# X,Y ~ Unif(0,1) not necessarily independent, can P(X+Y>1)>1/2

probabilityrandom variablesuniform distribution

My set up is the following:

$$X,Y \sim \text{Unif}(0,1)$$ but their joint distribution is not constrained. My question is whether there exists a joint dependence between them (that preserves the marginals) such that $$\operatorname{Prob}(X+Y>1)>1/2$$.

I can show it is = 1/2 for independence (via integrating the joint PDF), but am wondering whether there is a simple argument or counterexample either way for the cases where the joint distribution is not constrained. I have tried conditioning on one of the variables but couldn't make progress. All the simiulation evidence I have suggests it is = 1/2 for a variety of dependencies.
Thanks!

Here is an attempt, which suggests that for all $$\epsilon > 0$$ you can actually couple in such a way that $$\mathbb{P}(X + Y > 1) = 1 - \epsilon.$$ Note first that $$\mathbb{P}(X + Y > 1) = \mathbb{P}(X > 1 - Y)$$ and that $$Z := 1-Y$$ is also a uniform random variable other $$[0,1]$$. Hence we can reduce the problem to the coupling of $$(X,Z)$$ such that $$\mathbb{P}(X > Z) > \frac{1}{2}.$$ Stated this way, it is actually easy. Take $$Z$$ uniform on $$[0,1]$$ and set $$X = Z + \epsilon \quad (\text{mod} 1).$$ Then, if $$Z < 1 - \epsilon$$, $$X > Z$$. This occurs with probability $$1 - \epsilon$$.

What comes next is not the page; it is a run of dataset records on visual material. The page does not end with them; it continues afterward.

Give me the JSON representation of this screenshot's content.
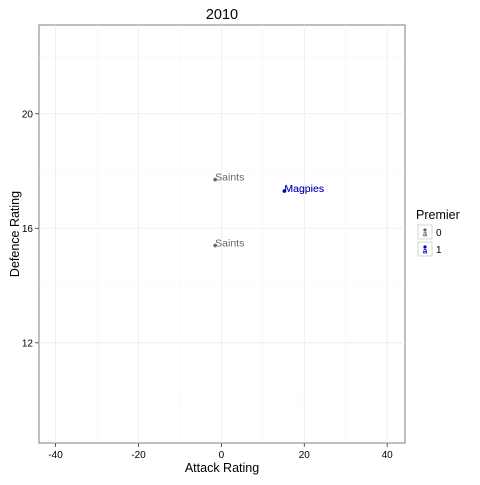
{
  "chart_data": {
    "type": "scatter",
    "title": "2010",
    "xlabel": "Attack Rating",
    "ylabel": "Defence Rating",
    "xlim": [
      -44,
      44.3
    ],
    "ylim": [
      8.5,
      23.1
    ],
    "x_ticks": [
      -40,
      -20,
      0,
      20,
      40
    ],
    "y_ticks": [
      12,
      16,
      20
    ],
    "x_tick_labels": [
      "-40",
      "-20",
      "0",
      "20",
      "40"
    ],
    "y_tick_labels": [
      "12",
      "16",
      "20"
    ],
    "grid": true,
    "legend_position": "right",
    "legend": {
      "title": "Premier",
      "entries": [
        {
          "key": "0",
          "label": "0",
          "color": "#666666"
        },
        {
          "key": "1",
          "label": "1",
          "color": "#0000cc"
        }
      ]
    },
    "points": [
      {
        "label": "Saints",
        "x": -1.5,
        "y": 17.7,
        "premier": "0"
      },
      {
        "label": "Saints",
        "x": -1.5,
        "y": 15.4,
        "premier": "0"
      },
      {
        "label": "Magpies",
        "x": 15.2,
        "y": 17.3,
        "premier": "0"
      },
      {
        "label": "Magpies",
        "x": 15.2,
        "y": 17.3,
        "premier": "1"
      }
    ]
  }
}
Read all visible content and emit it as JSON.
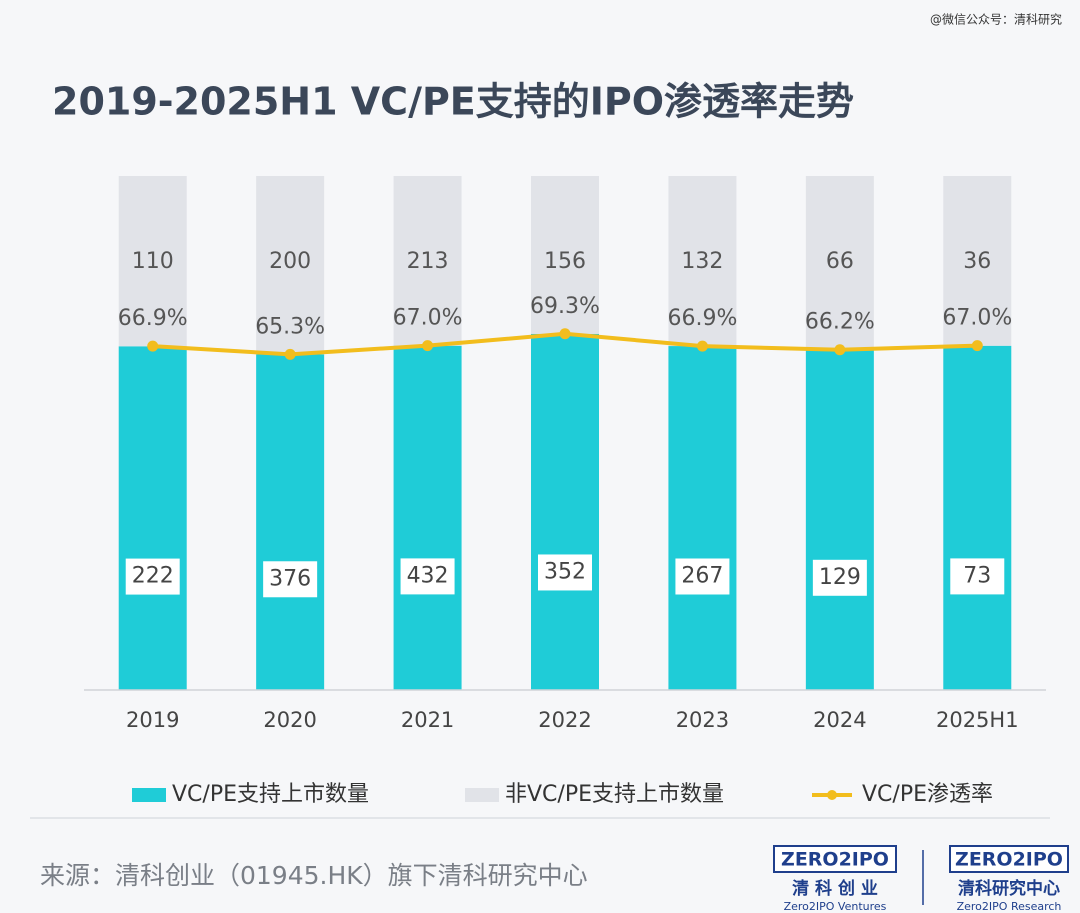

EDIT : Here is the solution.

Let $$U$$ be uniform over $$[0,1]$$, set $$Y = 1-U$$, $$X = U + \epsilon \quad (\text{mod} 1)$$. Note first that $$X$$ and $$Y$$ have the desired marginals. Then $$X = U + \epsilon$$ on the event $$U \le 1 - \epsilon$$. Therefore $$\mathbb{P}(X + Y > 1) \le \mathbb{P}(X + Y > 1, U < 1 - \epsilon) =$$ $$= \mathbb{P}(U + \epsilon + (1 - U) > 1, U < 1 - \epsilon) =$$ $$=\mathbb{P}(U < 1 - \epsilon) = 1 - \epsilon.$$ As mentioned above, this is much better than the $$\frac{1}{2}$$ bound mentioned in the original question, since actually any value in $$(0,1)$$ can be obtained.